Quando si parla di dark web e deep web pericoli, l’errore più comune è immaginare “un posto oscuro” dove si finisce con un clic. In realtà, stiamo parlando di livelli diversi della rete, con funzioni diverse: una parte è semplicemente “non indicizzata” (e spesso assolutamente legittima), un’altra è intenzionalmente anonima e quindi più esposta a truffe, mercati criminali e attività di cybercrime.

Capire questa distinzione è il primo passo per ridurre i rischi, proteggere la privacy e, se serve, attivare azioni investigative e di tutela.

Deep Web e Dark Web: differenze, miti e perché conta saperle distinguere

Prima di parlare di pericoli, serve chiarezza terminologica: la confusione tra “deep” e “dark” è ciò che alimenta ansia, false credenze e comportamenti rischiosi. Qui sotto trovi i concetti essenziali e come leggerli in modo realistico.

Surface Web: la parte visibile

Il Surface Web è ciò che i motori di ricerca indicizzano: siti pubblici, notizie, e-commerce, social. È “la punta dell’iceberg”, ma non perché sia più sicuro: semplicemente è più visibile e monitorabile.

Deep Web: “non indicizzato” non significa “illegale”
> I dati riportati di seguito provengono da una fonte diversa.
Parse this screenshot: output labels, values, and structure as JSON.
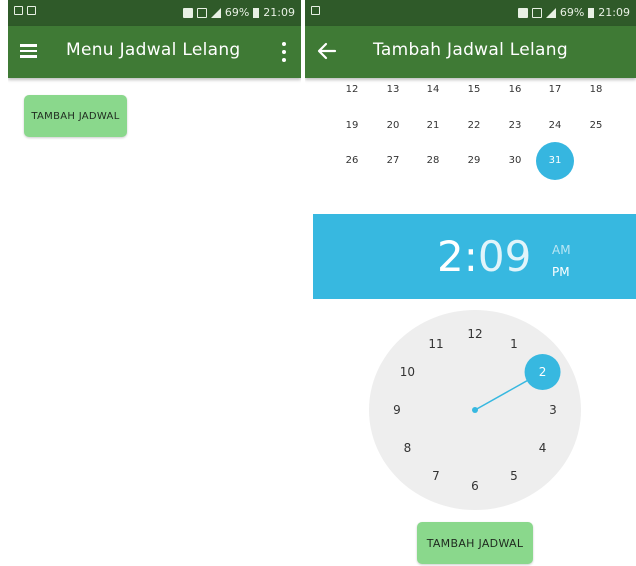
{
  "colors": {
    "status_bar": "#2f5a29",
    "app_bar": "#3f7a35",
    "button": "#8ad88c",
    "accent": "#37b8e0"
  },
  "status_bar": {
    "battery": "69%",
    "time": "21:09"
  },
  "left_screen": {
    "title": "Menu Jadwal Lelang",
    "add_button_label": "TAMBAH JADWAL"
  },
  "right_screen": {
    "title": "Tambah Jadwal Lelang",
    "calendar": {
      "rows": [
        [
          "12",
          "13",
          "14",
          "15",
          "16",
          "17",
          "18"
        ],
        [
          "19",
          "20",
          "21",
          "22",
          "23",
          "24",
          "25"
        ],
        [
          "26",
          "27",
          "28",
          "29",
          "30",
          "31"
        ]
      ],
      "selected_day": "31"
    },
    "time_picker": {
      "hour": "2",
      "separator": ":",
      "minute": "09",
      "am_label": "AM",
      "pm_label": "PM",
      "selected_period": "PM",
      "clock_numbers": [
        "12",
        "1",
        "2",
        "3",
        "4",
        "5",
        "6",
        "7",
        "8",
        "9",
        "10",
        "11"
      ],
      "selected_number": "2"
    },
    "add_button_label": "TAMBAH JADWAL"
  }
}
Il Deep Web include contenuti non indicizzati per motivi tecnici o di accesso: home banking, webmail, portali aziendali, cartelle cliniche, database e archivi. Per questo viene spesso stimato come la porzione più grande del web (le percentuali variano molto a seconda di come la si misura). L’idea chiave è: il deep web è soprattutto privacy e accesso controllato, non “criminalità”.

Dark Web: il sottoinsieme “volutamente anonimo”

Il Dark Web è un sottoinsieme del deep web accessibile tramite reti e strumenti progettati per l’anonimato (es. Tor, I2P, Freenet). Qui convivono usi legittimi (protezione di fonti, dissidenti, giornalisti) e usi illeciti (mercati neri, forum criminali, scambio di dati rubati).

Tor e anonimato: protegge, ma non rende “invisibili”

Molti dubbi ruotano attorno a Tor: “Se uso Tor sono anonimo?” “Il mio provider vede qualcosa?” “Mi mettono in una lista?”. La risposta corretta è più sfumata: Tor riduce la tracciabilità, ma non elimina i rischi se l’utente commette errori o se entra in scenari ad alta esposizione.

Come funziona (in breve) l’onion routing

Tor usa l’onion routing: il traffico passa attraverso più nodi e più strati di cifratura, così nessun singolo nodo conosce origine e destinazione insieme. L’idea nasce negli anni ’90 e si è evoluta fino alla rete Tor moderna.

“Tor mi rende invisibile?”: i punti critici più ignorati

Anche con Tor, restano rischi concreti:

  • Fingerprinting e configurazioni non standard (estensioni, font, risoluzioni) possono rendere riconoscibile un dispositivo.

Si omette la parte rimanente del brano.